Tribune Alain Henry, sociologue. La réforme des nullités de mariage tarde à être mise en œuvre en France, regrette l’auteur de cette tribune
La Croix le 16/09/2020 à 11:46
Lecture en 3 min.
Les tribunaux ecclésiastiques, un cléricalisme à la française
Un mariage à l’Eglise

Faisant écho à votre article paru le 2 juillet sur la réforme des nullités de mariage, et ayant personnellement accompagné un proche devant l’Officialité de Paris, je souhaite apporter un témoignage, donner un éclairage sur la résistance à se réformer des tribunaux ecclésiastiques français, et en appeler à la sollicitude des évêques.

La réforme demandée par le pape François en 2015 à la suite d’un synode visait à obtenir la « rapidité des procès », la « gratuité des procédures » et une plus grande « proximité [pastorale] du juge et des fidèles » [1]. Elle insistait enfin sur le rôle de « vigilance » (le sens du mot episkopos) de l’évêque, en demandant que celui-ci ne délègue « pas entièrement » la fonction de juge, « dans les grands comme les petits diocèses », afin de donner le signe de la réforme. Mais, cinq ans après, la réalité semble encore loin de cette visée apostolique.

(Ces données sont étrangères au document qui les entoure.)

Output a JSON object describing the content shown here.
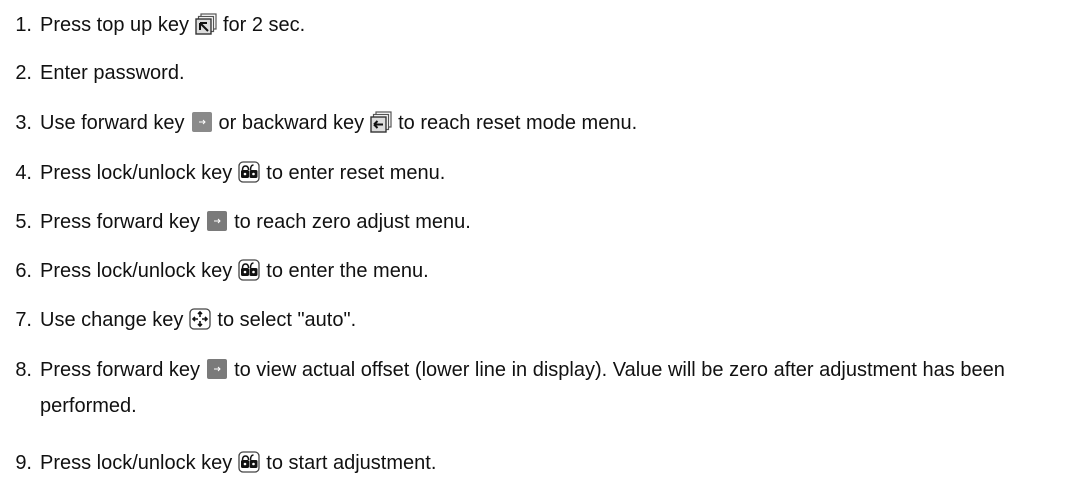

→ ENQUÊTE. Où en est la réforme des nullités de mariage ?

Dans le cas dont je peux témoigner, la réforme n’a guère eu d’effets. Concernant la rapidité – afin, dit le motu proprio que « le cœur des fidèles ne soit pas longtemps [dans] les ténèbres du doute » –, la procédure a duré quatorze mois, dont onze mois pour que le juge lise un dossier d’une quarantaine de pages relatant une histoire d’une évidente banalité.

Concernant la gratuité – de même que les sacrements le sont, souligne François –, le prix indiqué a été d’un demi-mois de salaire, sans que soit offerte la possibilité de le diminuer, alors que le demandeur vit sous le seuil imposable et avec un handicap à 80 %. Ce ‘’don’’ tarifé a été perçu sans indication de destination des fonds, ni reçu… en totale contravention du droit français… et dans une position qui pourrait être qualifiée d’« abus de faiblesse ».

Pour ce qui est enfin de la « sollicitude pastorale », la procédure a été une suite d’humiliations (sarcasmes du juge sur des personnes, absence de l’avocat à l’audience, libellé du jugement). Des demandes particulières, justifiées par le handicap du requérant, ont essuyé des fins de non-recevoir au seul motif d’une « stricte égalité dans les procédures » (parfaite devise bureaucratique).

→ LIVRE. Contester une demande en nullité de mariage, un éprouvant « marathon canonique »

Ce cas est loin d’être isolé. Les actes [2], parus en juillet, d’un colloque de la Faculté de théologie de Strasbourg révèlent un nombre impressionnant de situations, dans toutes les procédures canoniques, où « est ressenti un mépris de la personne » : absence de dialogue, misogynie, négligences, incurie, absence de contrôle des actes, etc. À ces maux bureaucratiques, il faut ajouter les recours adressés aux diocèses restés sans réponse ou n’ayant obtenu qu’une réponse de forme.

Comment se fait-il qu’une réforme voulue par un synode avec la volonté « apostolique de rejoindre des fidèles dispersés » soit si peu effective en France ?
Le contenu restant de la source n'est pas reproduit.